Sepsis is a complex, serious condition that affects more than 400,000 people in the US each year. It begins when a bacterial infection produces endotoxins called lipopolysaccharides that bind to endothelial cells lining the insides of blood vessels. This binding causes oxidative stress and an influx of calcium, activating the endothelial cells and increasing the expression of pro-inflammatory molecules. This activation, in turn, kicks off a chain of cellular events in which the normal immune reaction is overstimulated and the immune system attacks the body's own organs and tissues, culminating in unchecked inflammation. Lung inflammation, a common feature of sepsis, can lead to edema (fluid in the lungs) and possibly death. Sepsis is currently treated with antibiotic therapy, but its efficacy is limited.

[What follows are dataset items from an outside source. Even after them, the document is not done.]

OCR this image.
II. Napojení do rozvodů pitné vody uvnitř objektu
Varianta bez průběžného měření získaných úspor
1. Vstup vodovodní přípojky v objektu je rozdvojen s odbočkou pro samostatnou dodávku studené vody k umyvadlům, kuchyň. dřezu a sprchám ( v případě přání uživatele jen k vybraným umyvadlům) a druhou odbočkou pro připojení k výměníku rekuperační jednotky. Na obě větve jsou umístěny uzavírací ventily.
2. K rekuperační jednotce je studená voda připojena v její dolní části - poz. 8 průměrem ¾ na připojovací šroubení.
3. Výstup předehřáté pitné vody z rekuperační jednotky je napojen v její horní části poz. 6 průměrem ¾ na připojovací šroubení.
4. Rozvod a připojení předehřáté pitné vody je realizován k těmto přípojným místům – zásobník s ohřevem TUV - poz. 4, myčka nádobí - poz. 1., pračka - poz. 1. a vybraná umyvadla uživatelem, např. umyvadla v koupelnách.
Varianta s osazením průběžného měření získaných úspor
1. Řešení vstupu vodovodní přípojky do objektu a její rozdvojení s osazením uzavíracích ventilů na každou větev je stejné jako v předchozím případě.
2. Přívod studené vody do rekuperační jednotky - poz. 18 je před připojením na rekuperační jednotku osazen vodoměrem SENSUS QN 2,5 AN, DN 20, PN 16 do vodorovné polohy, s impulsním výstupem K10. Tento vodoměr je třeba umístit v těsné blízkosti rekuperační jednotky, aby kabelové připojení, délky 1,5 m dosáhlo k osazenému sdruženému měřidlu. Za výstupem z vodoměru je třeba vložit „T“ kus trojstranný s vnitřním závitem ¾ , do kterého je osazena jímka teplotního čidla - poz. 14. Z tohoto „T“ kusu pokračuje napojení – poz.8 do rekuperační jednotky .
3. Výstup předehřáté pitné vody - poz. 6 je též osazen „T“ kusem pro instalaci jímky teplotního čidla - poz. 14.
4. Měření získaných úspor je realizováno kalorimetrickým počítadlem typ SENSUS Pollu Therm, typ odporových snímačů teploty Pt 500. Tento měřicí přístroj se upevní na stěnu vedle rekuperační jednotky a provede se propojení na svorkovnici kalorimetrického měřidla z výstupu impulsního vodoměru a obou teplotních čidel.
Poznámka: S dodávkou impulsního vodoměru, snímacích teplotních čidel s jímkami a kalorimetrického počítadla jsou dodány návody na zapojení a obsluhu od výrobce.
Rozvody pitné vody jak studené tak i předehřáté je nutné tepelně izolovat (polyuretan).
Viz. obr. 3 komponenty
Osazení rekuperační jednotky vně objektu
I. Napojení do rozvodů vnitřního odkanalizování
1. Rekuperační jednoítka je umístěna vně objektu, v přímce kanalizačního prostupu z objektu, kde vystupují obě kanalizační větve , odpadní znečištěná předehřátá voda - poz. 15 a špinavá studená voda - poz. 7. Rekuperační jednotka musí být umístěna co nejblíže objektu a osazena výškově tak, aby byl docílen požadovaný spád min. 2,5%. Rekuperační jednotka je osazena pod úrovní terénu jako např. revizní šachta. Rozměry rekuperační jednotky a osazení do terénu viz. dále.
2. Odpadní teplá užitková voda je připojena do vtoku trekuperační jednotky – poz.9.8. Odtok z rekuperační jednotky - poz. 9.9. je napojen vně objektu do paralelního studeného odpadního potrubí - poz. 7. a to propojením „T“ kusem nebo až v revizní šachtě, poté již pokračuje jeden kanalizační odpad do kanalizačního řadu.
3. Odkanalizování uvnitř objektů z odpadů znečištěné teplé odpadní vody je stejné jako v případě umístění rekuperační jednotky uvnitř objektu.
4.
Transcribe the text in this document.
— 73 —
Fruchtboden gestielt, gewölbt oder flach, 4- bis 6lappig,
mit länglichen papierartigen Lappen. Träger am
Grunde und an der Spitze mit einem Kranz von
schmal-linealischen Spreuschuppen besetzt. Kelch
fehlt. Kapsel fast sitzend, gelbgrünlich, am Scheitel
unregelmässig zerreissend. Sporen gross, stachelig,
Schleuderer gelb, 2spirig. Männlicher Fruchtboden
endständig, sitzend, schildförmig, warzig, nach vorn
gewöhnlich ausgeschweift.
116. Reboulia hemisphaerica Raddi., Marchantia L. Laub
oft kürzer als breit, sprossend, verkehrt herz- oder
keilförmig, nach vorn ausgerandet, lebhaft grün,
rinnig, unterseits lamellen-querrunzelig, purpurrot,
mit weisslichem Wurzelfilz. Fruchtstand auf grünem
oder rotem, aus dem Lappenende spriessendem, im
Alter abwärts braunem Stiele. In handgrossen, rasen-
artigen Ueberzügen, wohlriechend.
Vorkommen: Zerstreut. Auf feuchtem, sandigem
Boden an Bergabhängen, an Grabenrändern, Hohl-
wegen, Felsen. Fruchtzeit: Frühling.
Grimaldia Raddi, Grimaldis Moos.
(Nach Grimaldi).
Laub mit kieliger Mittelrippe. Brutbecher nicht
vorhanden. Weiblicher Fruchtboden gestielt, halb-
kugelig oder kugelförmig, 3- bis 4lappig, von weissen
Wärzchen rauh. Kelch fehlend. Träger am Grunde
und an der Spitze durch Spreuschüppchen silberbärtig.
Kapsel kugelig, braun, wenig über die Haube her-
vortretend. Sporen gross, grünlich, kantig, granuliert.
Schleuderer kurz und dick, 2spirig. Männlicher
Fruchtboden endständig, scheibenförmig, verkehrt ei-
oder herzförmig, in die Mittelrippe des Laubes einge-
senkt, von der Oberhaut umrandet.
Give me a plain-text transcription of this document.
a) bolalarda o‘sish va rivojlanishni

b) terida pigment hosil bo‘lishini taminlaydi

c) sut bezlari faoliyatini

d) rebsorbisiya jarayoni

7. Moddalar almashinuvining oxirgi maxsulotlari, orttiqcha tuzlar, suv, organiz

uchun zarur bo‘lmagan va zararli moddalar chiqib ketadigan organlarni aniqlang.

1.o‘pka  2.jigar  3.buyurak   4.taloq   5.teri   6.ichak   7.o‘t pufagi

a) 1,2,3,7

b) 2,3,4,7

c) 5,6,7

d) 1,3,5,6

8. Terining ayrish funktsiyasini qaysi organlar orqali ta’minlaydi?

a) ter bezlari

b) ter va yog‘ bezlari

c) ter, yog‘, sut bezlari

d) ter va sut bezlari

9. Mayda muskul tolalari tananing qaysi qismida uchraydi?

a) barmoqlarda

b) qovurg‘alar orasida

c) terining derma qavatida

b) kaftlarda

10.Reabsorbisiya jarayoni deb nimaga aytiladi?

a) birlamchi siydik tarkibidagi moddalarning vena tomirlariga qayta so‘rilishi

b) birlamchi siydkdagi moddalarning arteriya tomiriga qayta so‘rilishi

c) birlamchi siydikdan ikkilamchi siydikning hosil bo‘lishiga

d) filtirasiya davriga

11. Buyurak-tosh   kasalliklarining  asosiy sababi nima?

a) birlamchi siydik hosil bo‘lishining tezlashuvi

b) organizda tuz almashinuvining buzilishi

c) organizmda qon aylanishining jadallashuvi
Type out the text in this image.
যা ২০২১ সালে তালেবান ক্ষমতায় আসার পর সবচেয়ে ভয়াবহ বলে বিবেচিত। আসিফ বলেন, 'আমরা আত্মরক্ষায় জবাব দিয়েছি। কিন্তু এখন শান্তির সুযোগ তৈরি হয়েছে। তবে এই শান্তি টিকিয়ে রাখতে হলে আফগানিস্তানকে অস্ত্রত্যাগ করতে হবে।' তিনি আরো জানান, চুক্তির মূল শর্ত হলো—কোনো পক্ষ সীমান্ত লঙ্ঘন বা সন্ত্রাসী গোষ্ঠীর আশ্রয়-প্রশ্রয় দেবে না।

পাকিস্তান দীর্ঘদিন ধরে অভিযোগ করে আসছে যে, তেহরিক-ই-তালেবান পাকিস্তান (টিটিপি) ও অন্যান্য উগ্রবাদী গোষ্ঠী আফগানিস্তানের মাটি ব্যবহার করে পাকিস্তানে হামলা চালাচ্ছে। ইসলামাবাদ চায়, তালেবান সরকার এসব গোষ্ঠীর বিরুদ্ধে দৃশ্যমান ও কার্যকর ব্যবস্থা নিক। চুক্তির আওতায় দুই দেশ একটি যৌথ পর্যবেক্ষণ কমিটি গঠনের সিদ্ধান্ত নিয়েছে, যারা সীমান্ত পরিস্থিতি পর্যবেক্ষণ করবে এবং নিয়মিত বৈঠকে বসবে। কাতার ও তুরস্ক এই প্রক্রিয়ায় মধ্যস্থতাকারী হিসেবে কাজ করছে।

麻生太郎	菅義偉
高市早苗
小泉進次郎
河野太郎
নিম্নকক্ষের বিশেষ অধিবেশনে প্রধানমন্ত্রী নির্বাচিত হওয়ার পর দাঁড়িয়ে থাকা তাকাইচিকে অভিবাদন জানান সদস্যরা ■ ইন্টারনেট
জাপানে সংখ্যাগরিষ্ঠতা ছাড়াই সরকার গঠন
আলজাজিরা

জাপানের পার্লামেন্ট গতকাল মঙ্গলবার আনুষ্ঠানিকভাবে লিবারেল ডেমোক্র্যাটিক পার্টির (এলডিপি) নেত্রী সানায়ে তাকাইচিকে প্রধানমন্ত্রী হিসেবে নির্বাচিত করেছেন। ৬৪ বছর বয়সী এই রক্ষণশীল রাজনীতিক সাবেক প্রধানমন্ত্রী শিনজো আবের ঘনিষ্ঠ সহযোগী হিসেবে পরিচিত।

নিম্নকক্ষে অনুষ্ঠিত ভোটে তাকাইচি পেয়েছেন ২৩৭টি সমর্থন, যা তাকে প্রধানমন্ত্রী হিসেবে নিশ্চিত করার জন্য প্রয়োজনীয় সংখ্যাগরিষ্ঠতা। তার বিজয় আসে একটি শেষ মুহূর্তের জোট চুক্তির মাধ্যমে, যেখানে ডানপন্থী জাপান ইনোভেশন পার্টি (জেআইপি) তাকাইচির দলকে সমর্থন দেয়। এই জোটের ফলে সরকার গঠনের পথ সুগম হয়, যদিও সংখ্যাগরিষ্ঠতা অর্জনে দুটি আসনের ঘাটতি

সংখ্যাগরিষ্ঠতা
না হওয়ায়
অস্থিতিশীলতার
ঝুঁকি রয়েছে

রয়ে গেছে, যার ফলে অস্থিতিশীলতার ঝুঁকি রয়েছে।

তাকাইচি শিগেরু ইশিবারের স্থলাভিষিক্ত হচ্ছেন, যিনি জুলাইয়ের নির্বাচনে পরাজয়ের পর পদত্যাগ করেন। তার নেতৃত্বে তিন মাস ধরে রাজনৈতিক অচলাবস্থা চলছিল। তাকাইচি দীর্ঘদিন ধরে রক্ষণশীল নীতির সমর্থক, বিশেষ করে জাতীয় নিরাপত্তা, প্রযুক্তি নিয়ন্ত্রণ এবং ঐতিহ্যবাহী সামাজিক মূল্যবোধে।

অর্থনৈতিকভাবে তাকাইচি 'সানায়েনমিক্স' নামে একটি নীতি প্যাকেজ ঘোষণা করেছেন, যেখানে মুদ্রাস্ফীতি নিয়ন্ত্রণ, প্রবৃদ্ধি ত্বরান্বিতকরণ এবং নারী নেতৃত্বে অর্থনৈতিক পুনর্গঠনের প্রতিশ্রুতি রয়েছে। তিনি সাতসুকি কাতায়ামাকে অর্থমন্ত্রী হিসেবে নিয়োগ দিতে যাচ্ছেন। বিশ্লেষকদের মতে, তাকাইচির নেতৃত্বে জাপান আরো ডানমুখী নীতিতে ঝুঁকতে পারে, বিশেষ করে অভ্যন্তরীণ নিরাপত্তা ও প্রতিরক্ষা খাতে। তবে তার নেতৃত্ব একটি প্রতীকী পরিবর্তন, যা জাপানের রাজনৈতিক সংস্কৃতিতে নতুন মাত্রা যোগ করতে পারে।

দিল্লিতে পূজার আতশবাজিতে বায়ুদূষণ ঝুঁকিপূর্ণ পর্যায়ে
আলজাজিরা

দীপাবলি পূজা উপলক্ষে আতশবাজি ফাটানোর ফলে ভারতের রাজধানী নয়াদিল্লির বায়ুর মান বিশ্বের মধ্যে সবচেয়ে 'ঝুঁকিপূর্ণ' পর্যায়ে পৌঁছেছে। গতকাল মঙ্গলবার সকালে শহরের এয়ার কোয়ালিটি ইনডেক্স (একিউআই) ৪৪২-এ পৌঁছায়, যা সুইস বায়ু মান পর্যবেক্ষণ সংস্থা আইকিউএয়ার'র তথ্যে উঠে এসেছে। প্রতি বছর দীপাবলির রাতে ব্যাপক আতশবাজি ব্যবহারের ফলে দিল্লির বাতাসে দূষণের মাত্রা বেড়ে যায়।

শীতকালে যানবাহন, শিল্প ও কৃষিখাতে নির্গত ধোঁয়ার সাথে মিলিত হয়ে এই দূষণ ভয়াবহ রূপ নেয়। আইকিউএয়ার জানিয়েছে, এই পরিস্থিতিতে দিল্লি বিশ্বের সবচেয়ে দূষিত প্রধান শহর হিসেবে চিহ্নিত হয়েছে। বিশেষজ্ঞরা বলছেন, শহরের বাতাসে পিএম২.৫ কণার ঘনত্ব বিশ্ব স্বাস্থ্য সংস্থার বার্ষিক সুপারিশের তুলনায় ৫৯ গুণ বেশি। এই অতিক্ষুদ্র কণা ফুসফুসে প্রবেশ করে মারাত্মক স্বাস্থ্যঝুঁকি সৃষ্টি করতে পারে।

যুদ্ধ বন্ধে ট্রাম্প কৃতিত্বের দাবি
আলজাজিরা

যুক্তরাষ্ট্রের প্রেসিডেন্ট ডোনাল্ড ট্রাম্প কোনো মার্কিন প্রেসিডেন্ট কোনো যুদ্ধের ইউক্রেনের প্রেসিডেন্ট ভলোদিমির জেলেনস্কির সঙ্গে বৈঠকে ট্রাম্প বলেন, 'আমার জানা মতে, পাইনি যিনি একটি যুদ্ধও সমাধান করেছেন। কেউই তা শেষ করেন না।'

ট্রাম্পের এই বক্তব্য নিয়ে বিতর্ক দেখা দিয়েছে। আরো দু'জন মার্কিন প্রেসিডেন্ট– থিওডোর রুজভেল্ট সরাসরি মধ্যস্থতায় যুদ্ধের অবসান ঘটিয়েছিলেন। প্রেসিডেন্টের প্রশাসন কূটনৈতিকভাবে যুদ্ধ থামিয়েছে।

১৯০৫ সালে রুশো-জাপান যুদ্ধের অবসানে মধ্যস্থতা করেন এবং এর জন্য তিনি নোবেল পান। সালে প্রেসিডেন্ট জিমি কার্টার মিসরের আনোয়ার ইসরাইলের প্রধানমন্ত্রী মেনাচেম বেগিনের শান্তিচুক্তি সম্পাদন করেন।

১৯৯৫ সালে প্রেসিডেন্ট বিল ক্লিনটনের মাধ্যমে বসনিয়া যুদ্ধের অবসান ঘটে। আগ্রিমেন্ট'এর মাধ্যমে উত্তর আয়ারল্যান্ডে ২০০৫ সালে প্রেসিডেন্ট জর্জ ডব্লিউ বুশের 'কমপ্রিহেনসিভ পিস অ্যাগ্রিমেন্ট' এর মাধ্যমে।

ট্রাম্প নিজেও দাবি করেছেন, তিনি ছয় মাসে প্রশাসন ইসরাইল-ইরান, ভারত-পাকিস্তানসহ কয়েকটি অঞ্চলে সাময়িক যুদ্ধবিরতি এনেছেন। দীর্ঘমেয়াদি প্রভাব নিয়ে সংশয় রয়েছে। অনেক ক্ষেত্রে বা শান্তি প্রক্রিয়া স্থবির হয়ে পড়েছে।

“While antibiotics are improving, more than 25 percent of those who develop sepsis will die from it. This is partly because we don't fully understand the mechanisms behind the widespread inflammation it causes,” says Muniswamy Madesh, a biochemist at Temple University (Philadelphia, PA). Madesh and his collaborators recently reported that blocking the activity of a protein called STIM1 in endothelial cells can halt the sepsis cascade and protect against lung damage. “We've provided evidence indicating that without STIM1 driving calcium signaling, the exacerbation of inflammation can't occur,” Madesh explains. The study results provide new insight into the cellular processes underlying sepsis and may lead to new treatment strategies.

STIM1 is involved in calcium sensing and signaling, which is important in cellular communication, including the sequence of events that takes place in sepsis. To learn more about its role in sepsis, Madesh's group knocked out expression of STIM1 in endothelial cells of mice and compared them with wild-type mice after exposure to lipopolysaccharides. Calcium transport was disrupted in STIM1-deficient mice, interrupting the sepsis cascade and preventing lung injury (J. Clin. Invest. doi:10.1172/JCI65647; published online 25 January 2013). Blocking STIM1-driven calcium signaling using a small molecule called BTP2 also prevented lung damage. “Eliminating STIM1 or blocking the channel both reduced the permeability of the lungs' blood vessels and lessened lung edema. We can block this pathway using both genetic and pharmacological approaches, and both protected against endotoxin-induced lung inflammation,” Madesh summarized.

His team's future work includes developing new molecules that target STIM1 activation as potential therapeutic strategies. In addition to sepsis, such treatments could be useful in other diseases and conditions that involve STIM-driven calcium signaling, such as stroke.